Nodular capsule enhancement in PVP was significantly more common in the MVI-present group than the MVI-absent group, at 66.67% versus 7.14%, respectively.
The nodular capsule enhancement in DP was seen 28/39 (71.79%) in the MVI-present group versus 1/14 (7.14%) in the MVI-absent group; the difference between the 2 groups was statistically significant.
In univariate analysis (Table 3), nodular capsule enhancement on PVP (odds ratio [OR] = 29.250; 95% confidence interval [CI]: 3.425-259.757; p = 0.002) and nodular capsule enhancement on DP (OR = 33.090; 95% CI: 3.853-284.138; p = 0.001) were significant independent predictors of MVI.
Table 3
Univariate and multivariate analyses of computed tomography imaging features in predicting microvascular invasion
The sensitivity, specificity, accuracy, PPV, and NPV for significant imaging findings and their combination for predicting MVI are shown in Table 4.
Table 4
Diagnostic performance of computed tomography imaging features in predicting microvascular invasion. Data are presented as percentages. Data in parentheses are the number of subjects used to calculate the percentage
Discussion
The presence of MVI in pathological specimens predicts the risk of tumour recurrence and long-term survival after surgery [7,8]. One study showed one-year recurrence rates in a patient with and without MVI as 23.3% and 7.5%, respectively [9]. Li developed a nanogram using MVI as the predictive variable to predict lung metastasis [10]. So, the prediction of MVI on preoperative imaging is essential in clinical practices, including prognostic evaluation, choosing the width of margin in different treatment options (hepatectomy, transplantation, ablation, or trans-arterial chemoembolization), and monitoring tumour recurrence. CT is widely used to evaluate patients with HCC. Therefore, it is acceptable to identify MVI by pre-operative CT.
Lee et al. demonstrated peritumoral enhancement and rim enhancement on the arterial phase of gadoxetic acid-enhanced MRI, which was an independent and significant predictor of MVI [11]. Our study showed that peritumoral enhancement was an independent predictor of MVI with an OR of 5.107, but it was not statistically significant. The specificity of peritumoral enhancement and rim enhancement was greater than 90%, but the sensitivity was less than 30%. These arterial margin enhancement patterns were not statistically significant because of the small number of patients. The presence of daughter nodule was not a statistical calculation in our study either. Further study with more sample size is needed.

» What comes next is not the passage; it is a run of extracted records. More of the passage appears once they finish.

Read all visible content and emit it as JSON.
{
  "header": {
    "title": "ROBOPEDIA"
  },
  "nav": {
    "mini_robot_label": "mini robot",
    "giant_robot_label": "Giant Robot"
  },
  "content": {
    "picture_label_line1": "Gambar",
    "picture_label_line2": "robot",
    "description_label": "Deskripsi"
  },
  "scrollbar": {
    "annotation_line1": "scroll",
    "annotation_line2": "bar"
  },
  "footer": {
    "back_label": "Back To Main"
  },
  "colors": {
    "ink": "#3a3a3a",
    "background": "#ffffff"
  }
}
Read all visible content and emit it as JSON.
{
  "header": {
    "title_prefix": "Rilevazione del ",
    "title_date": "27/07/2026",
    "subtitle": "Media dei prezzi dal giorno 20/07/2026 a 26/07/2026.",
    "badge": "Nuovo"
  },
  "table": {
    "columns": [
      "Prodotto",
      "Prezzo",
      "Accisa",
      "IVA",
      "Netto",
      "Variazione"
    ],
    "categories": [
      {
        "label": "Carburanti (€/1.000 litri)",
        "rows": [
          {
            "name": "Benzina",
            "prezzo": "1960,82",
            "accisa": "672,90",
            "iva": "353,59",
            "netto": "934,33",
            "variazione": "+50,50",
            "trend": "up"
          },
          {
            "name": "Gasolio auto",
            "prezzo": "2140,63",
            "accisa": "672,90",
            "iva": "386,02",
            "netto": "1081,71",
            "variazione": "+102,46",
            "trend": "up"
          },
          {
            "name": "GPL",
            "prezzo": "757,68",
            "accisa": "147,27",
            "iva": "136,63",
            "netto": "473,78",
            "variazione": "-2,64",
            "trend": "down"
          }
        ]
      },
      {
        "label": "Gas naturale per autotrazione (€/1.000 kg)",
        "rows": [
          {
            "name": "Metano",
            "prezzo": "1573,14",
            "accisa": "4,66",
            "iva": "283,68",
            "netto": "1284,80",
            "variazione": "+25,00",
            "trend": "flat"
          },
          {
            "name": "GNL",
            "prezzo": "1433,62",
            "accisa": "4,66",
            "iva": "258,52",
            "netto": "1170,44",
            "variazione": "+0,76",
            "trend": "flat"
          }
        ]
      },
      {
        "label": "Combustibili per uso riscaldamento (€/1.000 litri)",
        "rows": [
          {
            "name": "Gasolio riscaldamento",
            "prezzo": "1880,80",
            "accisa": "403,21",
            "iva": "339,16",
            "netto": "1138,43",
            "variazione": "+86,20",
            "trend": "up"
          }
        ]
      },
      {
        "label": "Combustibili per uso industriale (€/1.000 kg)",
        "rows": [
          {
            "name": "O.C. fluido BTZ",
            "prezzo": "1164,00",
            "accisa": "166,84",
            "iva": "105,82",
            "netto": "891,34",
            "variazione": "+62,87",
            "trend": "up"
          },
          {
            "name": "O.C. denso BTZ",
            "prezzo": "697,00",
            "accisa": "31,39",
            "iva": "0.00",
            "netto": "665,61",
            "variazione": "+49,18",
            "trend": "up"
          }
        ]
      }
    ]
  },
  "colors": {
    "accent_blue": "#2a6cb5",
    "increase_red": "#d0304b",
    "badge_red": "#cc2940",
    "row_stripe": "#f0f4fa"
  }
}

Peripheral enhancement surrounding hepatic nodule in PVP and DP represent capsule enhancement. The capsule enhancement in CT or MR images is one of the criteria for diagnosis of HCC in the Liver Imaging Reporting and Data System (LI-RADS) [12]. This capsule could be a fibrous capsule or pseudocapsule in histological findings. Previous studies found that capsule enhancement on imaging varied from 43% to 64% of cases [4]. Capsule enhancement was more frequently found in our study, i.e. 60.38% on PVP and 71.70% on DP. Furthermore, the result of our study was similar to that of Kim et al., who reported that capsule enhancement was better visualized on DP than on PVP [13].
Many studies found that non-smooth capsule enhancement was a predictor of MVI [2,6,9,13-16]. A prospective study by Chou demonstrated that a non-smooth tumour margin correlated with the presence of MVI [3]. The univariate analysis in our study showed that nodular capsule enhancement on PVP and DP were associated with MVI. The nodular capsule enhancement on DP had a sensitivity of 71.79% and specificity of 92.86%.
Our study had several limitations. First, due to the retrospective study design, selection bias may have been present. Some small HCCs were not included in our study because the patient underwent radiofrequency ablation instead of surgery. Also some intermediate and advance HCCs were not included in our study because patients were not surgical candidates. Secondly, histological analysis was based on pathology reports without re-examination of pathological slides. Thirdly, our study was performed in an institution with a small sample size.